The wooded area behind Bentley’s townhouse in Reston’s Birchfield Woods Cluster has diminished because of flooding caused by heavy rains this year, he said.
“You could barely see the soccer field through the trees, but we’ve lost a lot of those trees now,” he said. “That water has backed up so much ... I don’t think any of those trees will survive.”
The Birchfield Woods Cluster sits near Autumnwood Park, which includes a soccer field and a drainage pond located off to one side of the field. Residents have kept a count of trees lost around the field since the water levels rose in the area, and estimate more than 50 trees have died as a result.
While aesthetically unpleasing, the saturation of Autumnwood Park has caused other concerns, including an increase in mosquitoes this spring.
“We just want our soccer field dry and not have a bunch of mosquitoes,” said Birchfield Woods resident Bobby Fagel, whose townhouse is near the field and drainage ditch.
Reston Association staff said the property is owned by the association, but the stormwater detention area is run by Fairfax County. Previously, the soccer field had goal posts on it. However, the posts were removed because the county does not allow structures within the stormwater detention area, said Reston Association Deputy Director of Maintenance Brian Murphy.
While the extra soccer field is a nice thing to have, county staff said the real purpose of the field and drainage pond is to prevent flooding elsewhere.
“The soccer field is a storm water easement. We convey the water through there, across the field,” said Irene Haske, spokeswoman for the Fairfax County Office of Stormwater, Wastewater and Urban Forestry Management. “The whole area is a storm water easement. ... Because of its location, that is the area we use to prevent flooding in other areas.”
The drainage area for the stormwater facility serves 83.9 acres around it. There are about 1,500 similar facilities around Fairfax County, Haske said. County staff have visited the site several times this week to pump water out of the drainage pond and assess the problems neighbors have complained about, Haske said.
“We are aware that it’s a problem and the engineers were looking for a better solution,” she said. “We do have a plan for a man-made wet pond, which will be able to absorb more water. ... It will be much prettier.”
The county is working with the Reston Association on plans for a wet pond.

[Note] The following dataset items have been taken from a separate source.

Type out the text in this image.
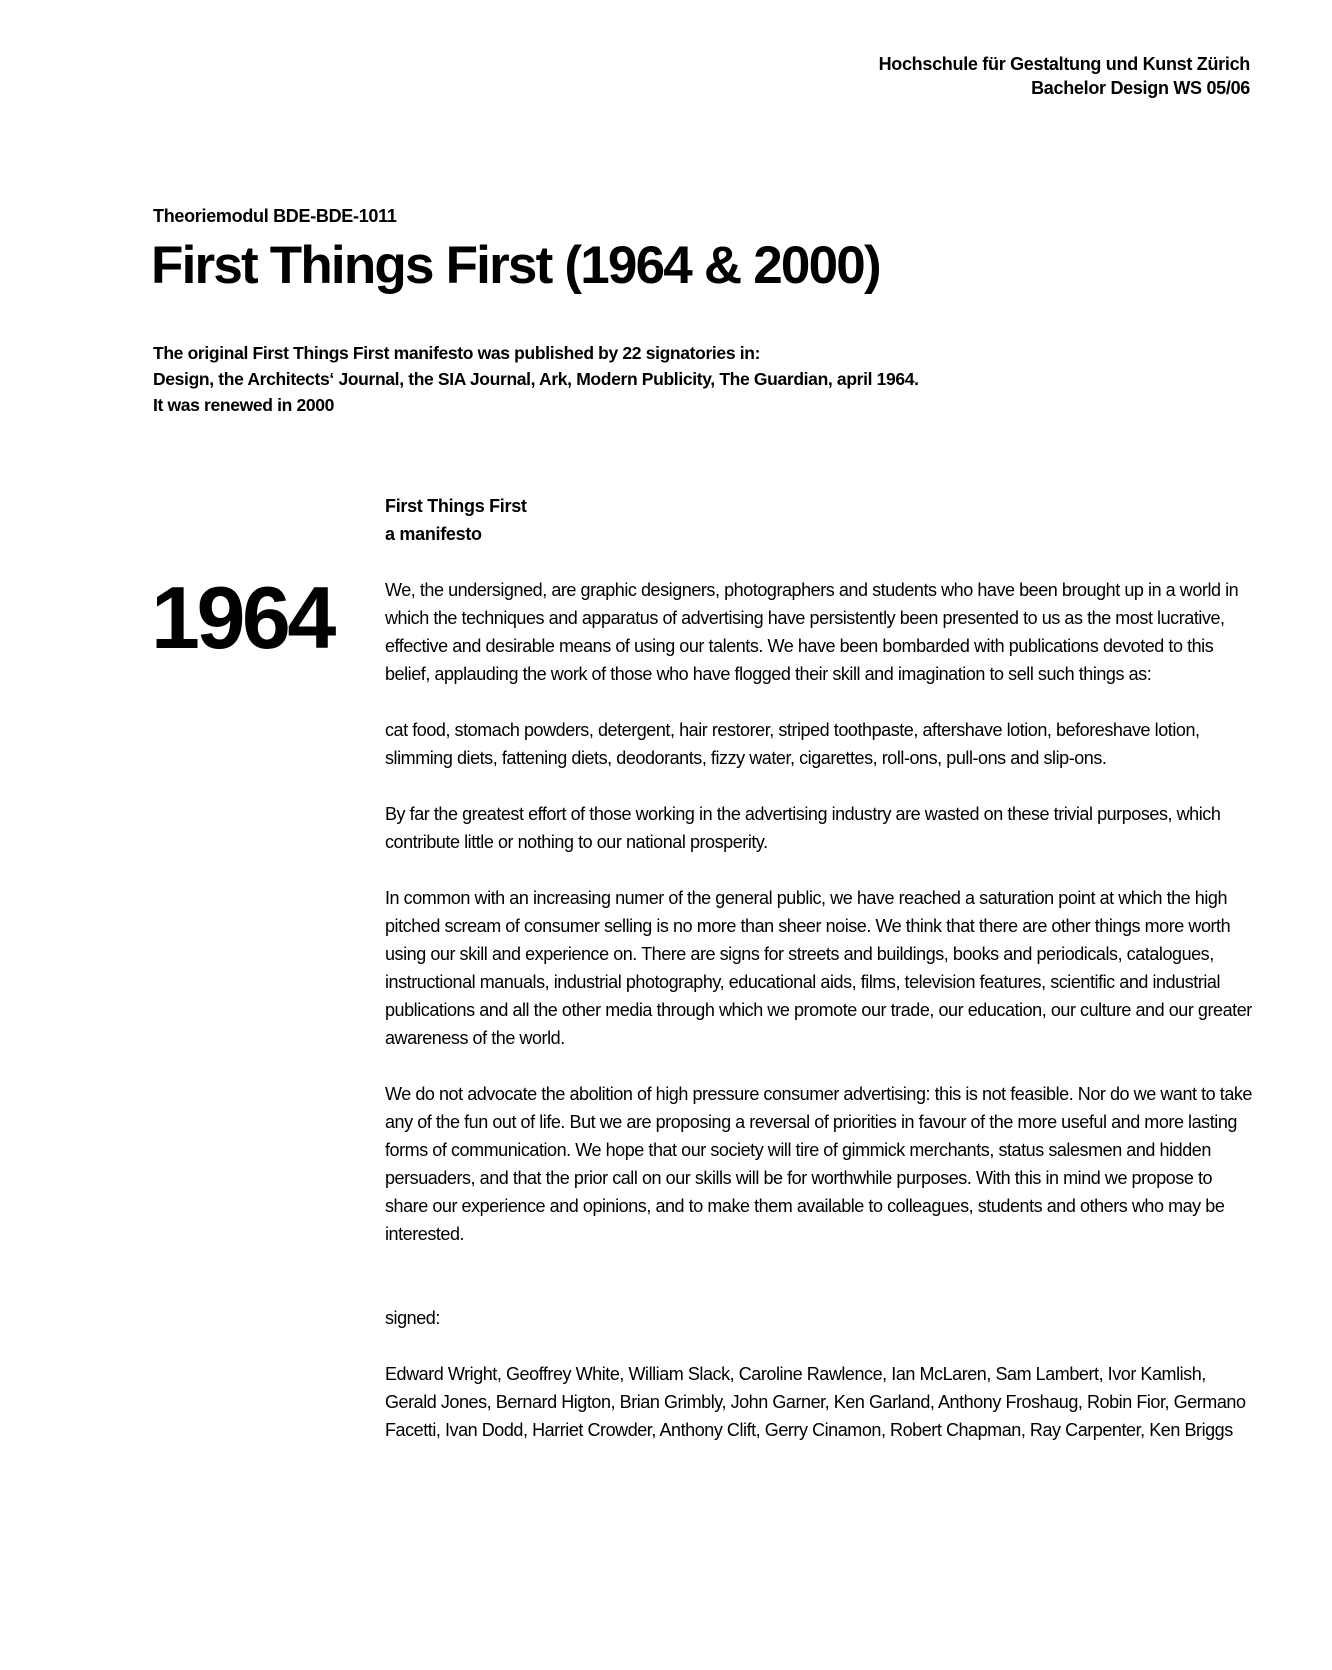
Hochschule für Gestaltung und Kunst Zürich
Bachelor Design WS 05/06
Theoriemodul BDE-BDE-1011
First Things First (1964 & 2000)
The original First Things First manifesto was published by 22 signatories in:
Design, the Architects‘ Journal, the SIA Journal, Ark, Modern Publicity, The Guardian, april 1964.
It was renewed in 2000
1964
First Things First
a manifesto

We, the undersigned, are graphic designers, photographers and students who have been brought up in a world in which the techniques and apparatus of advertising have persistently been presented to us as the most lucrative, effective and desirable means of using our talents. We have been bombarded with publications devoted to this belief, applauding the work of those who have flogged their skill and imagination to sell such things as:

cat food, stomach powders, detergent, hair restorer, striped toothpaste, aftershave lotion, beforeshave lotion, slimming diets, fattening diets, deodorants, fizzy water, cigarettes, roll-ons, pull-ons and slip-ons.

By far the greatest effort of those working in the advertising industry are wasted on these trivial purposes, which contribute little or nothing to our national prosperity.

In common with an increasing numer of the general public, we have reached a saturation point at which the high pitched scream of consumer selling is no more than sheer noise. We think that there are other things more worth using our skill and experience on. There are signs for streets and buildings, books and periodicals, catalogues, instructional manuals, industrial photography, educational aids, films, television features, scientific and industrial publications and all the other media through which we promote our trade, our education, our culture and our greater awareness of the world.

We do not advocate the abolition of high pressure consumer advertising: this is not feasible. Nor do we want to take any of the fun out of life. But we are proposing a reversal of priorities in favour of the more useful and more lasting forms of communication. We hope that our society will tire of gimmick merchants, status salesmen and hidden persuaders, and that the prior call on our skills will be for worthwhile purposes. With this in mind we propose to share our experience and opinions, and to make them available to colleagues, students and others who may be interested.

signed:

Edward Wright, Geoffrey White, William Slack, Caroline Rawlence, Ian McLaren, Sam Lambert, Ivor Kamlish, Gerald Jones, Bernard Higton, Brian Grimbly, John Garner, Ken Garland, Anthony Froshaug, Robin Fior, Germano Facetti, Ivan Dodd, Harriet Crowder, Anthony Clift, Gerry Cinamon, Robert Chapman, Ray Carpenter, Ken Briggs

If everything goes well, construction on the pond could begin late winter/early spring of next year.
Neighbors said they would like to see the county pump out the water within the drainage pond and come up with a more permanent solution that would allow for continuous use of the soccer field.
“With the amount of taxes we pay, I don’t think we should have our soccer field flooded twice a year,” said Fagel. “When it rains a lot, that little lake fills up. When we get a lot of rain, that soccer field gets filled up.”
When neighborhood children and adult sports leagues are not using the soccer field, neighbors said it is used as a common area where residents go for walks.
“I don’t know what [the sports teams] are going to do, because this time of year they typically have all kinds of recreational activities going on there,” Bentley said. “I’m down on that field three or four times a day because I’ve got dogs that need the exercise.”
Reston Association Board of Directors member Mike Collins (North Point), who represents the Birchfield Woods cluster, said he had not heard from neighbors about concerns over the stormwater easement. He added that he would work with neighbors to try to set up an information meeting with county and Reston Association representatives to try to get more information about issues in that area.